Outros funcionários do Tribunal foram importantes na trajetória da Isabel. Dentre tantos, a servidora destaca a colega Helza, cujo sobrenome não lembra, que também tinha um cargo na Secretaria Geral, como secretária. A colega de trabalho explicou como funcionava a instituição e a ajudou no curso de datilografia, naquela época algo essencial para trabalhar em escritórios.
Depois de trabalhar com o pai, Isabel atuou nos gabinetes de conselheiros. O primeiro foi o de Francisco Martin Gimenez, depois migrou para o de Eurípedes Sales e, nesse momento, está no do presidente João Antonio da Silva Filho. Assim, ela trabalhou apenas no segundo andar, tendo em vista que, diferentemente da configuração atual, tanto a secretária administrativa quanto os gabinetes eram naquele piso. “No primeiro andar ficava o restaurante, no segundo os gabinetes, a secretária administrativa e no terceiro todas os outros setores de departamento”. Atualmente, apenas o gabinete da Presidência permanece no andar, ao lado de outros setores ligados ao comando do Tribunal.
Todavia, não foi apenas o prédio que sofreu alterações, mas também o modo de trabalho do TCMSP. Segundo a servidora, antes havia uma orientação que o funcionário dominasse apenas a sua função. Agora, existe a possibilidade de compreender como funciona a configuração do Tribunal de forma mais completa. Portanto, na visão dela existe uma liberdade maior hoje em dia. No passado até as roupas e pintura das unhas dos funcionários eram regrados. Além disso, com a chegada do digital, as tarefas realizadas na instituição ficaram mais eficientes: “antes era tudo digitado, agora está tudo diferente, porque está informatizado”. Ela complementa: “na época, tinha algumas coisas que precisávamos escrever, datilografar e outras que eram anotadas manualmente”.
Apesar de nesses 40 anos de serviço ter presenciado diversas modificações no Tribunal, nenhuma delas foi tão radical quanto a pandemia do Covid-19. Devido ao isolamento social, os servidores da instituição tiveram que trabalhar de forma remota. Assim, Isabel estava impossibilitada de ir para o seu refúgio de paz, como se refere ao Tribunal: “não via a hora de voltar, mas, como tem mais de 60 anos, fui uma das últimas. Então, quando comecei a retornar ao presencial fiquei aliviada.”

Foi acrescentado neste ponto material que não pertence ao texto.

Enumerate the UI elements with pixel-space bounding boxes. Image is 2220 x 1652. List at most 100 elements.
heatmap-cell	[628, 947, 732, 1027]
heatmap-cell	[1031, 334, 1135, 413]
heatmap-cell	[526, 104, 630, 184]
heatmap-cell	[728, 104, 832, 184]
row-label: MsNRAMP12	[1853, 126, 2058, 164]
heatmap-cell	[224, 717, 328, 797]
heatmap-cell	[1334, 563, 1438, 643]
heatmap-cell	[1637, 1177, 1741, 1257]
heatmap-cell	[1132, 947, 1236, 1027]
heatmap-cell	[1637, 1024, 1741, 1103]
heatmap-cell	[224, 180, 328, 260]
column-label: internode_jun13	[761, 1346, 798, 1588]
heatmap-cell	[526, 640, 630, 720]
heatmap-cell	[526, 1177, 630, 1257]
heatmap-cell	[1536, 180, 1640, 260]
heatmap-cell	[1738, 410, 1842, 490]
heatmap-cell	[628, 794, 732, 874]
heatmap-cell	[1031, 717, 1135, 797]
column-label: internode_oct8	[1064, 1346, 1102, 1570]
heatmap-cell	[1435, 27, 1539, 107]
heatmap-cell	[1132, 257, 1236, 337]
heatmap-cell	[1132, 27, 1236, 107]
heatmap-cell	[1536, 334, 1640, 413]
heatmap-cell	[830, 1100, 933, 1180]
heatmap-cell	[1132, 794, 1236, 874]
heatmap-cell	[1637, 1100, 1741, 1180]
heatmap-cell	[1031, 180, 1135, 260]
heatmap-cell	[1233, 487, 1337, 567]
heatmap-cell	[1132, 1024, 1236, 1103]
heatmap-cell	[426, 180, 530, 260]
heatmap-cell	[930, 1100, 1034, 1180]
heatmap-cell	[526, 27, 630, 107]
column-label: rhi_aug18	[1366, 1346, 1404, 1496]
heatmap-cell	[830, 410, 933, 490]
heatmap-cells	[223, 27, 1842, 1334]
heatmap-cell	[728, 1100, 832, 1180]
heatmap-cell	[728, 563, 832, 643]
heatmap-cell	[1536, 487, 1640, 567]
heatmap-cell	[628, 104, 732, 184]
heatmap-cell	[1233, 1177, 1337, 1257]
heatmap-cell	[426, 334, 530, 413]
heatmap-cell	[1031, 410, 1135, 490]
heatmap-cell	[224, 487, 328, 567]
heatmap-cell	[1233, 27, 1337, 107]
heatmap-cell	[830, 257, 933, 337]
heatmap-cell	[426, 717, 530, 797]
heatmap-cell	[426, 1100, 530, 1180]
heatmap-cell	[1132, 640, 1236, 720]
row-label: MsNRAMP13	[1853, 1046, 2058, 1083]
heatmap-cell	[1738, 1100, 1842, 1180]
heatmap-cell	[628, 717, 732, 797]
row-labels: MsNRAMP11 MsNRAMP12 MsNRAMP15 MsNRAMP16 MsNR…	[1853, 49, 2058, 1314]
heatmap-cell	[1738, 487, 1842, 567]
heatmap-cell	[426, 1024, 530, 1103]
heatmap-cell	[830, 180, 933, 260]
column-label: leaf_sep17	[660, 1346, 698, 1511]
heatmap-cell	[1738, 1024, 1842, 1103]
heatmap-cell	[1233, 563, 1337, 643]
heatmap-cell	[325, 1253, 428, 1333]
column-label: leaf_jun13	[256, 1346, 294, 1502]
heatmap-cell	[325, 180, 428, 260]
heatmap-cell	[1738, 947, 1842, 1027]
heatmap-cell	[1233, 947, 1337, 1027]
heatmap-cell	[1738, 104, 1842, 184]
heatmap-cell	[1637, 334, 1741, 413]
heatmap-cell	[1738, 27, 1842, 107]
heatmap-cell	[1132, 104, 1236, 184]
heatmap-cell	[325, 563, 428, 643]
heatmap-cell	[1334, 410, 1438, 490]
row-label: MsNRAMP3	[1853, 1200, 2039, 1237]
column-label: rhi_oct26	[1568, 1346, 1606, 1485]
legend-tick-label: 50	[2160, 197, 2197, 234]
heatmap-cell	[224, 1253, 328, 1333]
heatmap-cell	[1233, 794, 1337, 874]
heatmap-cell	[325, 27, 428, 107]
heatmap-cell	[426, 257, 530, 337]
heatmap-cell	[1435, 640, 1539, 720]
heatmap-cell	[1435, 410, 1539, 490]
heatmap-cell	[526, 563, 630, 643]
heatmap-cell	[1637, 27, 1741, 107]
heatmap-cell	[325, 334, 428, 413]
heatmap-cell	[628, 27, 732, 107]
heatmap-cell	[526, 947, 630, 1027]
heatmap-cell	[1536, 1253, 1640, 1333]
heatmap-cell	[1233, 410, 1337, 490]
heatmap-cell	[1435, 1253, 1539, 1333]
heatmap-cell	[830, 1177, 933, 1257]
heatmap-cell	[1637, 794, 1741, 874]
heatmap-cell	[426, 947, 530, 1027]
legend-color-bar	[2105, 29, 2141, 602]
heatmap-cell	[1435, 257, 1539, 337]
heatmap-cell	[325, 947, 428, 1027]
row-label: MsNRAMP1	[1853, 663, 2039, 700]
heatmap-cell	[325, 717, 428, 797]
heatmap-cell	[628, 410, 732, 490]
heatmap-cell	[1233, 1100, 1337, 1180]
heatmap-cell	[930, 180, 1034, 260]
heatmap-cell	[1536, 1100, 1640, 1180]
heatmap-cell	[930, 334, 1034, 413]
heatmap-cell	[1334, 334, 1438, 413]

Contudo, a vida de Isabel não se resume apenas ao ofício no órgão. No tempo livre, ela gosta de praticar atividade física, como yoga e caminhadas, em parques ou nas ruas, além de passar muito tempo com a família. Entretanto, nenhum desses hobbies traz a paz que o trabalho oferece. Um dos motivos de acordo com a funcionária é a arquitetura do prédio: “a partir do momento que entro sinto a sensação de paz, diferente de entrar num prédio comercial qualquer em São Paulo”.
Atualmente, Isabel tem três filhos, Felipe, Rafael e Marcela, e uma neta, Bella. Apesar de já poder se aposentar, a servidora está longe de se afastar do seu trabalho no órgão. Ainda assim, planeja, quando este momento chegar, manter-se ativa e quem sabe mudar-se para Portugal, buscando uma maior qualidade de vida. Mas, ela sabe que nem sempre as coisas acontecem como sonhamos. Porém, o nosso trem sempre nos leva para o destino correto e que bom, tanto para a funcionária quanto para o TCMSP, que o dela era o Tribunal, onde construiu sua carreira.